The reluctant stepdaughter was a willing participant in the conversation, but it was not one she sought out.  I ambushed her a bit by driving and inviting her to sit in the passenger seat rather than her mother.  What did she want from the conversation?  There was likely a big part of her that wanted out of it.  But she was also willing – and I think even eager to figure out some of the stuff that had been bothering not just me but her.  And the metaphor that we created (or I imposed) was one that allowed us to have a language to talk about what had happened and to work towards acknowledging some of the anxieties that we each felt as she took this big step forward.  The astronomical metaphor that arose as a means of articulating the elements of her current situation – while it relied in large part on information that I provided – was fleshed out by both of our conscious minds, but Brown, Bion, Klein, and the Barangers, would further posit that our unconscious minds were hard at work – on the problem – and with each other.  I think Brown would add that this was also an expression of a shared though not articulated fantasy of what the conversation could produce.

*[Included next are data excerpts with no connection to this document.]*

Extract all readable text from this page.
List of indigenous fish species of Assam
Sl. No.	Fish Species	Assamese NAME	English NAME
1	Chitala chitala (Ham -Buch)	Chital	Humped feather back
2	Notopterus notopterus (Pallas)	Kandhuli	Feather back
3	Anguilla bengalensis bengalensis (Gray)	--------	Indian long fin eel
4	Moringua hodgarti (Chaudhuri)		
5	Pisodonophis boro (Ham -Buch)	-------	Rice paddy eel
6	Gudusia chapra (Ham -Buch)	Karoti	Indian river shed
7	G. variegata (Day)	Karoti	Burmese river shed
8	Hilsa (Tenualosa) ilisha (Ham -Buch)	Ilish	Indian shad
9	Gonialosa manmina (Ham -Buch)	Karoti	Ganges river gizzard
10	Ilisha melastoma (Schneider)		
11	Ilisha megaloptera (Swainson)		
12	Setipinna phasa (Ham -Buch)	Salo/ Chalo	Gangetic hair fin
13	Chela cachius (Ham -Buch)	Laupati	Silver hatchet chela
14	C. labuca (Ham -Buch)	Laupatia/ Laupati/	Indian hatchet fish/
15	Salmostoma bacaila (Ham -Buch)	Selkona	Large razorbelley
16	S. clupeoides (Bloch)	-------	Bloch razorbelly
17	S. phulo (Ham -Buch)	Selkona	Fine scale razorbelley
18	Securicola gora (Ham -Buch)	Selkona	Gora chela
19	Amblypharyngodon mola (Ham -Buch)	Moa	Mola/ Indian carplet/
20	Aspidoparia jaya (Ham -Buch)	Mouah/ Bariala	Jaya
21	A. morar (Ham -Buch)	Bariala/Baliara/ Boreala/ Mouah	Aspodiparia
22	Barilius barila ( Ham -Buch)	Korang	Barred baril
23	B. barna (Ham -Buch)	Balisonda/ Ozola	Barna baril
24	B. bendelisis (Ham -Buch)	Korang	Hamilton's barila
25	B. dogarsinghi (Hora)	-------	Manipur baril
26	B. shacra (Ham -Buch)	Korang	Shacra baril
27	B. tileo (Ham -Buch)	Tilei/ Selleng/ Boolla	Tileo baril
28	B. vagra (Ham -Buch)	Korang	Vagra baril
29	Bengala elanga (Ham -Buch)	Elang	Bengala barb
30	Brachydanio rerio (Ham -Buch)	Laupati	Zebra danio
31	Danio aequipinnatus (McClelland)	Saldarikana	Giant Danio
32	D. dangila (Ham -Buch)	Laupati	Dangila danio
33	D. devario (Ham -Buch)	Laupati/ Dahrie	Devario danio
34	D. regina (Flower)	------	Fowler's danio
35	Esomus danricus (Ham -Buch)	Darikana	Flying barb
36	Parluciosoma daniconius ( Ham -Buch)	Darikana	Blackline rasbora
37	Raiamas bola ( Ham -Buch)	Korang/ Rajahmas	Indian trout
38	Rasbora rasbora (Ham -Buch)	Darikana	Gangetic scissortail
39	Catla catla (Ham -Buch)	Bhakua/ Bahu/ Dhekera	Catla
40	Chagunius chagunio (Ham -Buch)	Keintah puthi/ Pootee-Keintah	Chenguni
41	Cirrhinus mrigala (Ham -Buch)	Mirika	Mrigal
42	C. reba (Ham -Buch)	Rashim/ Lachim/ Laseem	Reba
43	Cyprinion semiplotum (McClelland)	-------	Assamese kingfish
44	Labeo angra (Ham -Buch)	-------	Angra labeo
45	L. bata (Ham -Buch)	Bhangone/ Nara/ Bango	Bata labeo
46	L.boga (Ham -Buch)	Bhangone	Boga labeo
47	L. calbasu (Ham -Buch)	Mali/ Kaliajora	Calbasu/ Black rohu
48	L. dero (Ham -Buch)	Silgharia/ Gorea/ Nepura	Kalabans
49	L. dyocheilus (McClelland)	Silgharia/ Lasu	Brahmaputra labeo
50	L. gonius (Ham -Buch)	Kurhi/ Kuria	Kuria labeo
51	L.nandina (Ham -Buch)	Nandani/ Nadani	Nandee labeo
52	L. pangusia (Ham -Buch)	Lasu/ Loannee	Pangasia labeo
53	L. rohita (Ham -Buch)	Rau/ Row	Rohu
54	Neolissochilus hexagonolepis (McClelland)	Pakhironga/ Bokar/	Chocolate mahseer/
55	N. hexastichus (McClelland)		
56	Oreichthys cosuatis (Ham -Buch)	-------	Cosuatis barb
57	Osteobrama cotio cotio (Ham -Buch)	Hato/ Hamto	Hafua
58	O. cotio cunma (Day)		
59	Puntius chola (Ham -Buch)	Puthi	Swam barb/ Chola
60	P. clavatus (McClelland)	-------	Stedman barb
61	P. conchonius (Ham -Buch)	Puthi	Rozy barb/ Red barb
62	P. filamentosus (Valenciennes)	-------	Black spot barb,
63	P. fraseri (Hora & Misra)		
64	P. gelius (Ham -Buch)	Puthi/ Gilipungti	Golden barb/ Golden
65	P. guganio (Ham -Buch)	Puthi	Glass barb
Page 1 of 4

To return to the metaphor for a moment, this conversation is one that takes place in the context of a myriad of relationships – and while there is an expression of wishes between us, I think the wishes between the reluctant stepdaughter and her mother, her father, and all of the people that we were talking about as planets in her personal solar system would come into play.  Similarly, my relationship with her mother, but also with my own solar system would have at least a residual influence, if only through the ways in which they had been internalized in my unconscious processing at the moment.

Brown proposes that Bion posits a special kind of relationship between people involved in an intimate relationship.  In this relationship, one person entrusts powerful feelings to the other – in the hopes that the other can “contain” them.  This containment idea is one that has been expanded to describe the entire process of treatment or analysis, but also the process of parenting.  The idea is that a child entrusts a feeling that is too powerful to contain to another, one who is able to hold on to it, and to metabolize it, and then to be able to return it in a form that is more manageable – perhaps as something that can be, for instance, articulated in language.


In the interaction with my stepdaughter, I think this was somewhat reversed.  I had powerful feelings that I wanted to express but was afraid to – I was angry with her, I was scared for her well-being, and I wanted to let her know that I would miss her.  But I was also afraid that expressing some of those feelings would destroy our ability to relate, at least in the moment.  The metaphor created a means for me to organize my thoughts and to communicate some of those feelings – and Brown/Bion would say, to introject – to deposit them inside her – for her to contain them and to metabolize them.  Her email was polite – she, I think, appreciated the effort on my part.  She also felt that I had missed the mark.  The model described something important, maybe about the way that I relate to people, but it was not relevant to the way that she relates to people.  She experiences relationships as much more chaotic and exerting less influence, at least on her, than the model, with all its gravity would suggest. That said, as we were leaving the dorm that night, she called out a very lovely “love you”, to which I was able to respond, “love you, too.”  Conscious or unconscious, intersubjective or just as a result of two bull headed people engaging with each other over time, we have created a connection, one that, I hope, in the constellation of other connections, exerts some pull as she heads off in new directions.